Of course, if young men are not encouraged to preach, we have no idea if they actually can preach.

And there is much more to pastoring than preaching - I know people who are able preachers but have almost zero pastoral ability, and equally vice versa.

Further, it is not inconceivable that someone could be a very good preacher but have no call to 'the ministry' at all. I don't think that the Baptist Confession confuses the issue - the answers to the question 'How do I discern a call to the ministry?' are the same whichever day of the week it is or whether a person has preached to great acclaim or not. Is there an internal call, is there an external call, what are the circumstances?

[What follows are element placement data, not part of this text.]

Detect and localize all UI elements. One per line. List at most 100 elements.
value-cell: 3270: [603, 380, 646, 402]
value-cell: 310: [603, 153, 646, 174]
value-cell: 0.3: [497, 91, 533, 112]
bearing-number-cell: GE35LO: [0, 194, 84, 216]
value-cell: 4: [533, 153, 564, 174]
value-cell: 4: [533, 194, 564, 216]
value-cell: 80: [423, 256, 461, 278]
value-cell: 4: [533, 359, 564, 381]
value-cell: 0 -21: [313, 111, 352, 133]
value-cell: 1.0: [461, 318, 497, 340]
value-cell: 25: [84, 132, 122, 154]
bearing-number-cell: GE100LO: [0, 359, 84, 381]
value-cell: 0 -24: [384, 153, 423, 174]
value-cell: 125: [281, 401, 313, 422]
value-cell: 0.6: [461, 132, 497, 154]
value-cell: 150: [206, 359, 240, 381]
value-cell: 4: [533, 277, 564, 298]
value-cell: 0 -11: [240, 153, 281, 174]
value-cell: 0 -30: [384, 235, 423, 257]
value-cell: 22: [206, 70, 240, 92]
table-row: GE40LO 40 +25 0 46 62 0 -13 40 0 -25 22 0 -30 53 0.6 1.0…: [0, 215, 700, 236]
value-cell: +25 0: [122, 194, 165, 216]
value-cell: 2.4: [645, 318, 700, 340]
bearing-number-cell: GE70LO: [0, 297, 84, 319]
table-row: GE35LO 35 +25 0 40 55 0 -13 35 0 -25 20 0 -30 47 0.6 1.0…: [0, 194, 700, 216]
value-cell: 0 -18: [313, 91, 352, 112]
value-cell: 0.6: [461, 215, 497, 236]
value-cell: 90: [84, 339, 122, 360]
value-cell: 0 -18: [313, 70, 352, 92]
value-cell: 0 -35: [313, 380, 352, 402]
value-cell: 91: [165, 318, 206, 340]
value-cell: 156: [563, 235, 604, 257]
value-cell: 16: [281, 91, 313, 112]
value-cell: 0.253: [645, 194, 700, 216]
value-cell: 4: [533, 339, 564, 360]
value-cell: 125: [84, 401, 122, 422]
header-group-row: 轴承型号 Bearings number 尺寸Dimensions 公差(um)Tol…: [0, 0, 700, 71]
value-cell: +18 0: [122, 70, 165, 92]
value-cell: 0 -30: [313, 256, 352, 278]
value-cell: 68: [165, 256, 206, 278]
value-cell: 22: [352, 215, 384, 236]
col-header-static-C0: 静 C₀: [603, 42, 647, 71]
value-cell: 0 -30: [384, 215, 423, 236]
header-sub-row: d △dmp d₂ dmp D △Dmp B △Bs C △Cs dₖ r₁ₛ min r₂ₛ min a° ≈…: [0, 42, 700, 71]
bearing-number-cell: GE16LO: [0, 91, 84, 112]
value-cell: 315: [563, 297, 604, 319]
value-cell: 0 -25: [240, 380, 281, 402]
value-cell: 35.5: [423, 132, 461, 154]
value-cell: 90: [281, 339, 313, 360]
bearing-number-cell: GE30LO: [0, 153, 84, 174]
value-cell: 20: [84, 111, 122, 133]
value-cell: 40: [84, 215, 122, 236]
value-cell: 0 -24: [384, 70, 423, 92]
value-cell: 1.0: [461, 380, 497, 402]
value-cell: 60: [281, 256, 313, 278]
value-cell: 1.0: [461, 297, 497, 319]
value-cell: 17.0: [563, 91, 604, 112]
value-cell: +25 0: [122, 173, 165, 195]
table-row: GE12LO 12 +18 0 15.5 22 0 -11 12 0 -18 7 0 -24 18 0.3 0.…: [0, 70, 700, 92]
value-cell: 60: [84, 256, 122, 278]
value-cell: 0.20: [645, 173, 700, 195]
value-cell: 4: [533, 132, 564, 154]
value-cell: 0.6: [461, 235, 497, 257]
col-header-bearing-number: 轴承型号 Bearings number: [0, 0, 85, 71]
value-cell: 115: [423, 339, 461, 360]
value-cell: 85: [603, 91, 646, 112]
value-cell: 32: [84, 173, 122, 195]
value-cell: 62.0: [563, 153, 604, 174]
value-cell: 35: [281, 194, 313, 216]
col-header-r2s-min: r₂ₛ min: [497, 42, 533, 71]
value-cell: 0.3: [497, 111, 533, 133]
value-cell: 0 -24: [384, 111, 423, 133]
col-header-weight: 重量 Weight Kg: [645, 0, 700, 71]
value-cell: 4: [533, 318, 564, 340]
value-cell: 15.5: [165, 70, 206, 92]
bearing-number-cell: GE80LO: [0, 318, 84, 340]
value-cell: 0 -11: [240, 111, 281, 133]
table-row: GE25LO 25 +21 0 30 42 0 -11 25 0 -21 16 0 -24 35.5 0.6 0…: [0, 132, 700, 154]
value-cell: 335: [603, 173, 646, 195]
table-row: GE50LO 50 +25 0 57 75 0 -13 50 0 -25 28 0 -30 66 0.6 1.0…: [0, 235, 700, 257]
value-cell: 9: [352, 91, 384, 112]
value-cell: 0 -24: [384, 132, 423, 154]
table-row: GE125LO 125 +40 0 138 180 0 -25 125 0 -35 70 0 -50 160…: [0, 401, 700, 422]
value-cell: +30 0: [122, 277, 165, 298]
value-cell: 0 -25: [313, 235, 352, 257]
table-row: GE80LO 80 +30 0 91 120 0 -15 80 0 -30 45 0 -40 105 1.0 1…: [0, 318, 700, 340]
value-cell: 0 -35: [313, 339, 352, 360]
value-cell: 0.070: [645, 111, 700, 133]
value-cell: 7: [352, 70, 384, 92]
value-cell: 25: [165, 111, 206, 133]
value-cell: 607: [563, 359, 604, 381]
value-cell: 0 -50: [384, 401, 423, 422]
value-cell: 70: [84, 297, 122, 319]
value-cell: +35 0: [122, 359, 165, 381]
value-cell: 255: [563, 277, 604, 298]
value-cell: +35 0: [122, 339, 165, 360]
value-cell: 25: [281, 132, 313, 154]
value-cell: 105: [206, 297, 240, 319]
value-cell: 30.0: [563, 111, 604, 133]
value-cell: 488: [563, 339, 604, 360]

Believe me, this is SO close to the situation I am in that I really do know what I am talking about. As this is an open forum I can't be more specific!


----------



## Theognome

I have been told on more than a few occasions that I should pursue the pulpit, based on teaching/preaching ability (I have written and given 'sermons' in prison ministries). However, that is not the only benchmark. One cannot minister to a church if one does not have other pastoral gifts, such as sound rulership, sincere love for the lost and other Timothy/Titus requirements. One way I've heard it put is this- Yes, you may be able to fill a tent on Sunday, but so could Barnum and Bailey. A true calling is far more holistic than mere preaching.

Theognome


----------



## Jon 316

> Is there an internal call, is there an external call, what are the circumstances?



How would _you_ define an internal and external call?

p.s if you want to p.m at some point that is ok.


----------



## Guido's Brother

As a pre-seminary student I was taught that you don't have a call to the ministry until God calls you through a church. Prior to that you may feel or believe that God is leading you in that direction, but your feeling or belief could very well turn out to be wrong.


----------



## JonathanHunt

Jon 316 said:


> Is there an internal call, is there an external call, what are the circumstances?
> 
> 
> 
> 
> How would _you_ define an internal and external call?
> 
> p.s if you want to p.m at some point that is ok.
Click to expand...


How do I define it? Internal - how I feel, purely subjective yet important. External - the call of a church as Wes has said.


----------



## Blue Tick

Here's a great teacing series to help you learn some insight regarding the call to ministry.

A Call To The Ministry  By Al Martin


----------